In announcing his bid for the presidency this week, billionaire businessman Terry Gou (郭台銘) turned inwards, speaking to his fellow opposition candidates about the need to line up behind his candidacy. This was in marked contrast to Lai Ching-te (賴清德), the candidate for the current Democratic Progressive Party (DPP) government, who has spent the last few weeks speaking to those outside Taiwan about how he sees its future.
Lai kicked off his outward-facing pitch with an article in the Wall Street Journal last month. The key content here, repeatedly emphasizing “peace and stability,” was a “four-pillar plan for peace”: building up Taiwan’s deterrence; building economic security — particularly diversifying trade away from reliance on China; forming partnerships with democracies around the world; and offering “steady and principled cross-strait leadership” while “support[ing] the cross-strait status quo.”
The explanation for the last of those pillars is the most contentious. Lai wrote that he would “never rule out the possibility of dialogue without preconditions,” but critiqued the so-called “1992 consensus.” Broadly seen as “an understanding reached in a 1992 meeting between Taiwan’s then-ruling [Chinese Nationalist Party (KMT)] and Beijing that both sides recognize there is only ‘one China,’” Lai wrote that “Mr. Xi [Jinping] himself has called [it] a road map for unification.” This positions Lai directly at odds with KMT candidate Hou You-yi (侯友宜), who said in July that he supported the “1992 consensus” as long as it was compatible with the Republic of China (ROC) Constitution.
After that article came a speech during a stop off in the U.S., sandwiched between remarks about his trip to Paraguay. The remarks before and after the Paraguay trip focused on “strengthen[ing] the friendship between Taiwan and Paraguay” within a framework of expanding relationships with others who share Taiwan’s values of “freedom, democracy, and respect for human rights.” But the U.S. speech had quite a different emphasis.

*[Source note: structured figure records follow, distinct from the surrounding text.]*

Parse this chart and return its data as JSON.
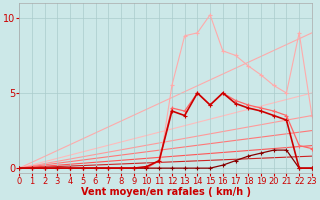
{
  "title": "",
  "xlabel": "Vent moyen/en rafales ( km/h )",
  "x_ticks": [
    0,
    1,
    2,
    3,
    4,
    5,
    6,
    7,
    8,
    9,
    10,
    11,
    12,
    13,
    14,
    15,
    16,
    17,
    18,
    19,
    20,
    21,
    22,
    23
  ],
  "xlim": [
    0,
    23
  ],
  "ylim": [
    -0.3,
    11.0
  ],
  "y_ticks": [
    0,
    5,
    10
  ],
  "background_color": "#cce8e8",
  "grid_color": "#aacccc",
  "series": [
    {
      "x": [
        0,
        23
      ],
      "y": [
        0,
        9.0
      ],
      "color": "#ffaaaa",
      "linewidth": 0.8,
      "marker": "None",
      "zorder": 1
    },
    {
      "x": [
        0,
        23
      ],
      "y": [
        0,
        5.0
      ],
      "color": "#ffbbbb",
      "linewidth": 0.8,
      "marker": "None",
      "zorder": 1
    },
    {
      "x": [
        0,
        23
      ],
      "y": [
        0,
        3.5
      ],
      "color": "#ff9999",
      "linewidth": 0.8,
      "marker": "None",
      "zorder": 1
    },
    {
      "x": [
        0,
        23
      ],
      "y": [
        0,
        2.5
      ],
      "color": "#ff7777",
      "linewidth": 0.8,
      "marker": "None",
      "zorder": 1
    },
    {
      "x": [
        0,
        23
      ],
      "y": [
        0,
        1.5
      ],
      "color": "#ff5555",
      "linewidth": 0.8,
      "marker": "None",
      "zorder": 1
    },
    {
      "x": [
        0,
        23
      ],
      "y": [
        0,
        0.8
      ],
      "color": "#cc2222",
      "linewidth": 0.8,
      "marker": "None",
      "zorder": 1
    },
    {
      "x": [
        0,
        1,
        2,
        3,
        4,
        5,
        6,
        7,
        8,
        9,
        10,
        11,
        12,
        13,
        14,
        15,
        16,
        17,
        18,
        19,
        20,
        21,
        22,
        23
      ],
      "y": [
        0,
        0,
        0,
        0,
        0,
        0,
        0,
        0,
        0,
        0,
        0,
        0,
        5.5,
        8.8,
        9.0,
        10.2,
        7.8,
        7.5,
        6.8,
        6.2,
        5.5,
        5.0,
        9.0,
        3.5
      ],
      "color": "#ffaaaa",
      "linewidth": 0.8,
      "marker": "+",
      "markersize": 3,
      "zorder": 2
    },
    {
      "x": [
        0,
        1,
        2,
        3,
        4,
        5,
        6,
        7,
        8,
        9,
        10,
        11,
        12,
        13,
        14,
        15,
        16,
        17,
        18,
        19,
        20,
        21,
        22,
        23
      ],
      "y": [
        0,
        0,
        0,
        0,
        0,
        0,
        0,
        0,
        0,
        0,
        0,
        0.5,
        4.0,
        3.8,
        5.0,
        4.2,
        5.0,
        4.5,
        4.2,
        4.0,
        3.8,
        3.5,
        1.5,
        1.3
      ],
      "color": "#ff6666",
      "linewidth": 0.9,
      "marker": "+",
      "markersize": 3,
      "zorder": 3
    },
    {
      "x": [
        0,
        1,
        2,
        3,
        4,
        5,
        6,
        7,
        8,
        9,
        10,
        11,
        12,
        13,
        14,
        15,
        16,
        17,
        18,
        19,
        20,
        21,
        22,
        23
      ],
      "y": [
        0,
        0,
        0,
        0,
        0,
        0,
        0,
        0,
        0,
        0,
        0.1,
        0.5,
        3.8,
        3.5,
        5.0,
        4.2,
        5.0,
        4.3,
        4.0,
        3.8,
        3.5,
        3.2,
        0.0,
        0.0
      ],
      "color": "#cc0000",
      "linewidth": 1.2,
      "marker": "+",
      "markersize": 3,
      "zorder": 4
    },
    {
      "x": [
        0,
        1,
        2,
        3,
        4,
        5,
        6,
        7,
        8,
        9,
        10,
        11,
        12,
        13,
        14,
        15,
        16,
        17,
        18,
        19,
        20,
        21,
        22,
        23
      ],
      "y": [
        0,
        0,
        0,
        0,
        0,
        0,
        0,
        0,
        0,
        0,
        0,
        0,
        0,
        0,
        0,
        0,
        0.2,
        0.5,
        0.8,
        1.0,
        1.2,
        1.2,
        0.0,
        0.0
      ],
      "color": "#880000",
      "linewidth": 0.9,
      "marker": "+",
      "markersize": 3,
      "zorder": 3
    }
  ],
  "xlabel_color": "#cc0000",
  "xlabel_fontsize": 7,
  "tick_color": "#cc0000",
  "tick_fontsize": 6
}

In the U.S., on top of obligatory references to Taiwan’s vibrant democracy and the ambition to stand shoulder-to-shoulder with the global democratic community, Lai gave notably detailed examples of the connection between Silicon Valley and Taiwan’s tech industry. He noted how 36 percent of the iPhone’s components in terms of cost are made in Taiwan, 75 percent of Tesla’s automotive parts are provided by Taiwanese manufacturers, over 80 percent of the world’s notebook computers come from Taiwan, and 90 percent of the global market for servers used in generative AI is held by Taiwan.

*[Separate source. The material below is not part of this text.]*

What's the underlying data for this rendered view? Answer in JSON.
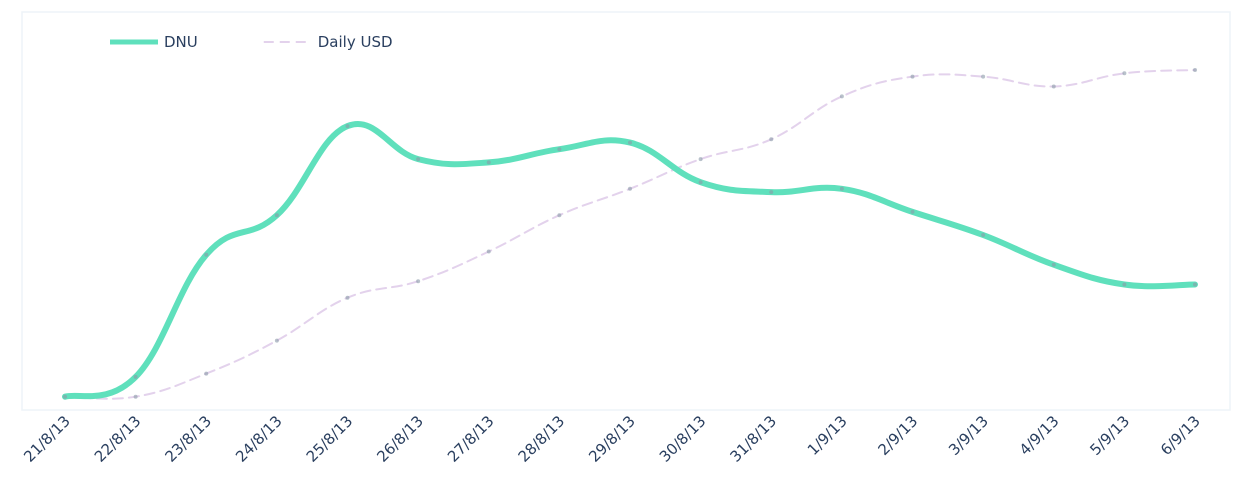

The point here, as he replaced the catchphrase “peace and stability” with “peace and prosperity,” was emphasizing that Taiwan is a materially valuable partner for the U.S., not just a militarily or ideologically important one. He knows this is an idea that may appeal to some audiences.
The final exercise in the recent run of reaching out came last Friday, when Lai met members of the foreign press at a special event organized by the Taiwan Foreign Correspondents’ Club (台灣外國記者會). Here, there was much overlap with the “peace and stability” messages presented elsewhere, with mostly minor additions such as listing “sustainability” as a key value alongside the usual “respect for human rights [and] democracy.” However, speaking via English translator, there were a couple of interesting expansions on ideas mentioned in the Q and A session.

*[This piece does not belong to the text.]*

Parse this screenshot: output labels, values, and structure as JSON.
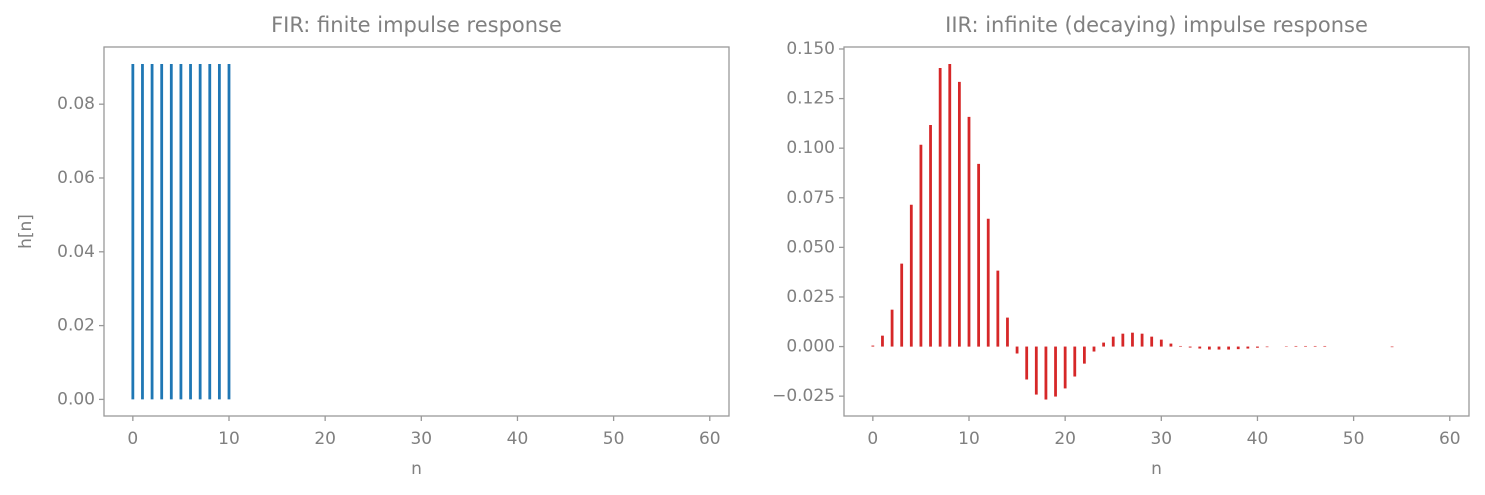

First, he went into some detail about enhancing economic relations with Australia, in a way that suggests previous talk of bilateral partnerships is concrete, rather than some vague aspiration. Australia is accomplished in producing green hydrogen energy, he noted in response to a question from Australian Broadcasting Corporation, saying he looked forward to cooperating more on hydrogen energy. Taiwan is also into the second round of negotiations with the U.S. on the “U.S.-Taiwan Initiative on 21st Century Trade,” and has signed a memorandum of understanding with the U.K. on cooperating over health issues, he said, before adding he hoped for a similar deepening of relations with Australia.
Lastly, and most pointedly, Lai added a little more weight to his cautious Wall Street Journal point on the “1992 consensus,” in response to a question about his opponents wanting more dialogue and exchanges with China. “China has preconditions of accepting ‘One China’ or the ‘1992 consensus,’” he pointed out, and thus: “I think if we lose our sovereignty, even if we have more exchanges and more cooperation, I do not think it would be true peace. My four pillars for peace [are] based on the foundation that we can protect our own sovereignty. We have actually opened the door for more exchange cooperation across the strait with China, but this needs to be based on the preconditions of parity and dignity — and we also wish to enhance the welfare of both peoples across the strait.”
Even these, of course, are small additions. But that itself is probably the main takeaway from all of these outbound messages. Lai is sticking to a very tight line, even during Q and A sessions. He’s no wildcard. While the other presidential candidates are fighting it out with each other, he’s presenting himself as a steady status quo, shuffling around the words “peace,” “stability” and “democracy” in reassuring fashion, all the way to next January.